多くのケースでは、委託元が依頼した作業の内容を見極められていない、と言う理由があるからである。必要とする期日まで時間を使い切ってしまった上で、得られた結果が期待する結果にならなかった場合、分析方法を変えるとか追加でメトリクスを収集するとか対処する時間を確保できず、結果的にはその委託元は立場がなくなることを恐れているからである。

委託元の立場はどうでも良い(ビジネスになっているなら良くない)が、結果により将来が左右されるのであればそれは回避したいところである。

ここでもエンジニアは期待する結果を得られようが、得られまいがそれは委託元の先のビジネスであってエンジニアの立場では関係がないと短絡的な反応をするケースがあとをたたないが、ここで切ってはいけない。ビジネスとして。

ちょっと勘違いをされるとあとがおかしくなるので補足しておくと、無駄な作業でも言われたことをホイホイやる何も考えもせず仕事をやっておけばいいとは思っていない。

ここで押さえておきたいことは、その作業=中間的な作業をすることに価値があるかどうかを受け止めよう、と言うことだ。

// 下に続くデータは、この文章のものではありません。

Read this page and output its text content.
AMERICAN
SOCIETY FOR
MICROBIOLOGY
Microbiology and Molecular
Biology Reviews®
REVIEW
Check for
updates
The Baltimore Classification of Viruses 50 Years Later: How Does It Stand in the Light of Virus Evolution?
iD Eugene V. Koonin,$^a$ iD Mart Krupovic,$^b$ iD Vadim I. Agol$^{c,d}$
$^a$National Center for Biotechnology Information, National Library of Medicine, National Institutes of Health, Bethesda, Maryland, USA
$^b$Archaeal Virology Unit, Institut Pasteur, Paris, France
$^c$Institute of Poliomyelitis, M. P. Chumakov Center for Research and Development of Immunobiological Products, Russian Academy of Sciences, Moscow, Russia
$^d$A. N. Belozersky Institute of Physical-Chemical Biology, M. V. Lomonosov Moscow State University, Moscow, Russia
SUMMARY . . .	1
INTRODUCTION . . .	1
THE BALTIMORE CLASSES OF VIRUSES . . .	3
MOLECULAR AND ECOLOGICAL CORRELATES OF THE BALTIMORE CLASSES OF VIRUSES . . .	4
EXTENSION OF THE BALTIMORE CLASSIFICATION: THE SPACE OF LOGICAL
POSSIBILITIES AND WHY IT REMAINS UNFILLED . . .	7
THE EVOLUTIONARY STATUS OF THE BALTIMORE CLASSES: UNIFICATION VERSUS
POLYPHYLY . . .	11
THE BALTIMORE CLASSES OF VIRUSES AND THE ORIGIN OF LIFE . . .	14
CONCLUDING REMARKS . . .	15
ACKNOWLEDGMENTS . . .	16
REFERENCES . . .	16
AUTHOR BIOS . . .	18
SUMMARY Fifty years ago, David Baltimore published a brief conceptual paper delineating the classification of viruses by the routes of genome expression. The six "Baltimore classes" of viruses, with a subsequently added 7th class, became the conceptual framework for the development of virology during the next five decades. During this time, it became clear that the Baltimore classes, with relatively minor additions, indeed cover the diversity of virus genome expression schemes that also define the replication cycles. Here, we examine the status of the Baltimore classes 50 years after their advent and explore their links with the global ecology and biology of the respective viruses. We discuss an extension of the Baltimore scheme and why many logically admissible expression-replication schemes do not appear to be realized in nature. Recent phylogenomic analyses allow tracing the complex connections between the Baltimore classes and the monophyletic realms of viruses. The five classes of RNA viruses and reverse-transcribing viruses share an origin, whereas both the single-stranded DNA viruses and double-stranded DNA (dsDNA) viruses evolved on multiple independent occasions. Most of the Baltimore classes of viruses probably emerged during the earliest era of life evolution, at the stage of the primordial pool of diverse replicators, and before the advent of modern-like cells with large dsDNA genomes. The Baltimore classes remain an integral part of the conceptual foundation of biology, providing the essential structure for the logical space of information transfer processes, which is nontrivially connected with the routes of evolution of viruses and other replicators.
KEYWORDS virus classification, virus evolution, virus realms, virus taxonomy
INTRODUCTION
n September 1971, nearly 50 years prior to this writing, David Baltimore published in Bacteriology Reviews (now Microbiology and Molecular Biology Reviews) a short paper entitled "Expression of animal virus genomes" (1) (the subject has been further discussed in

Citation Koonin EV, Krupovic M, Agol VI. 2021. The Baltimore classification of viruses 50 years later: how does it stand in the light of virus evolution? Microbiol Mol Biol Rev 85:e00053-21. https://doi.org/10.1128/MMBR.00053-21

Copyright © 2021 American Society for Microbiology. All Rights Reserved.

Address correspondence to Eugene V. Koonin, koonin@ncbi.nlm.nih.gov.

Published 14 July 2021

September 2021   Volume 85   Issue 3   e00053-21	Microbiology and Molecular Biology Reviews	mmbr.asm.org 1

 長くなったのでおさらいをすると、委託元は分析結果を見なければそのあとのアクションを変えざるを得なくなる場合、期待する結果となるか期待する結果とならないかをリカバリできるだろうタイミングで判断したいと言う段取りと心情は理解できるものだ。

これは何かに類似しているパターンではないだろうか。

そう、アジャイル開発でのスプリントを短くして早く結果を手に入れ、ビジネスにフィードバックするのと同じである。

アジャイル開発は、短いスパンで結果を判定し、ビジネスの方向性をピボットするかどうかを判断すると言う考え方は情報施策の企画やフィージビリティスタディで使えるのである。

エンジニアの目線でだけで見ると同じ作業を2回することになり無駄に見えるかもしれないが、委託元のポジションで考えると価値がある中間作業に変わるのである。

ではエンジニアはどうしたら良いか。

基本はやりましょう、と言えばいい。つまり、yes,butと始めればいい。スケジュールが詰まっているなら中間作業をすると他の作業を後ろ倒しするスケジュールの調整はその場でコメントをすること。

もし、実作業をするのが依頼を受けた本人ではなく、別のメンバの場合、1回目の作業をする際に、手順の確立をさせておくことと2回あるよと申し送りしておくこと。

最初から2回やると言っておけば、単なる2ショットと受け止められる。先が見えないところで追加をされる方がよっぽど嫌な気持ちになるものだから。